15th was on duty at 4.45am and prepare 8491 for 5.30am off shed to work St James' station passenger pilot. Around 11.55am, swopped footplates with 9471 in order that the 84 could get over to Gloucester shed, possibly for boiler washout, something which wasn't undertaken at Cheltenham. Noted that day was SR 31791 of 71A (As Eastleigh's shed code was then), in on the 3 coach ex MSWJR train. Friday saw me on the GWSR track as, having booked on at 5.30am to prepare 3203, we went off shed at 6.15am, waited for a guard then, LE to Cheltenham High Street via reversal at Lansdown Jct., did a bit of running around getting some wagons and a brake up together, retraced our steps and back at Malvern Road, picked up 2 brakes and four open ('Grampus'?) wagons before setting off for Winchcombe, with our "Engineers train". However, there were those who had different plans, and we were stopped at Bishops Cleeve and told to back into the up siding, run round, and then head back to Malvern Rd in order to go up over Dowdeswell viaduct, through the tunnel and to Andoversford instead, having stopped at one point to pick up 3 gangers. Whilst up at Andoversford this date, 4MT Std. 2-6-0 76011, (probably of Eastleigh) was on the MSWJR service. We worked back and forth between Andoversford and the viaduct then, until going back down with eleven wagons and 2 brakes to Malvern Rd sidings, then onto shed, this time, filling up the boiler etc. and leaving it on the "Sand furnace road", as it was to be taken over to 85B for servicing later. I booked off at 4.35pm so made 11hrs 51.5mins for payment, taking into account pre-6am enhanced hours, and the 3hrs 5mins overtime at enhanced time and a quarter rate too. 
Odd interlopers in Gloucestershire were LNER B1's, this one is 61245, Murray of Elibank
Saturday was a Rest Day but on the Sunday, 18th, I voluntarily attended a Mutual Improvement Class (MIC). I seem to recall it was held in a side room in the near to shed's "Kings Arms" pub in Gloucester Road. Noted on shed that morning, 4100, 6137, 8409, 47422 (High St. pilot, sub shedded at ours from Barnwood), 6341 and 2895. Thus ended my first week at my home town depot, being just about 6 minutes walk from my birthplace, near the "Gasworks' Clock" in Tewkesbury Road. The second week, lie-ins, 5.30pm start all week!

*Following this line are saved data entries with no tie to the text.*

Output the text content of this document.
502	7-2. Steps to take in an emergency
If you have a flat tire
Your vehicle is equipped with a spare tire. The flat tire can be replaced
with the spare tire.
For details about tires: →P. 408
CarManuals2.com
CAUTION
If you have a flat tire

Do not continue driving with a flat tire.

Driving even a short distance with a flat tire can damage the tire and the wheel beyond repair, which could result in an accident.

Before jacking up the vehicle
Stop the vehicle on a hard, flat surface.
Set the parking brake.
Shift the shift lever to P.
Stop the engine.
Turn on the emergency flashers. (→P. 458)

I remained here from arrival, 12/12/60 until it was closed around Sep'63 which is when I opted to go to 'the other side', the (Former) Midland/MR roundhouse shed at Gloucester, 85E, (formerly 22B until the WR took it over in 1957), and also 85C for a period. I thoroughly enjoyed just over 6 months there before the merger with my original shed down the road, 85B, from 4/5/64. When it first happened, all the remaining sets of men, engines and work came together, thus for a few months in '64, 85B had an allocation of over 100 steam engines again. Saturday/Sunday 2 and 3/1/66 saw the end of steam at Gloucester and Monday 4/1/66, other than for the delayed former S&DJR Line and depot closures, we were without an allocation of steam, the last steam shed, along with Worcester (85A) in the WR. In brief, it wasn't the end though, as right up until the end of Summer '66, steam from the MR depots continued to slip through the border to us and, especially in the early part of that year, the visitors were frequently requisitioned for duties. Indeed, a supply of coal was still dispatched to us for use from our coal stage to top up the fuel if required. 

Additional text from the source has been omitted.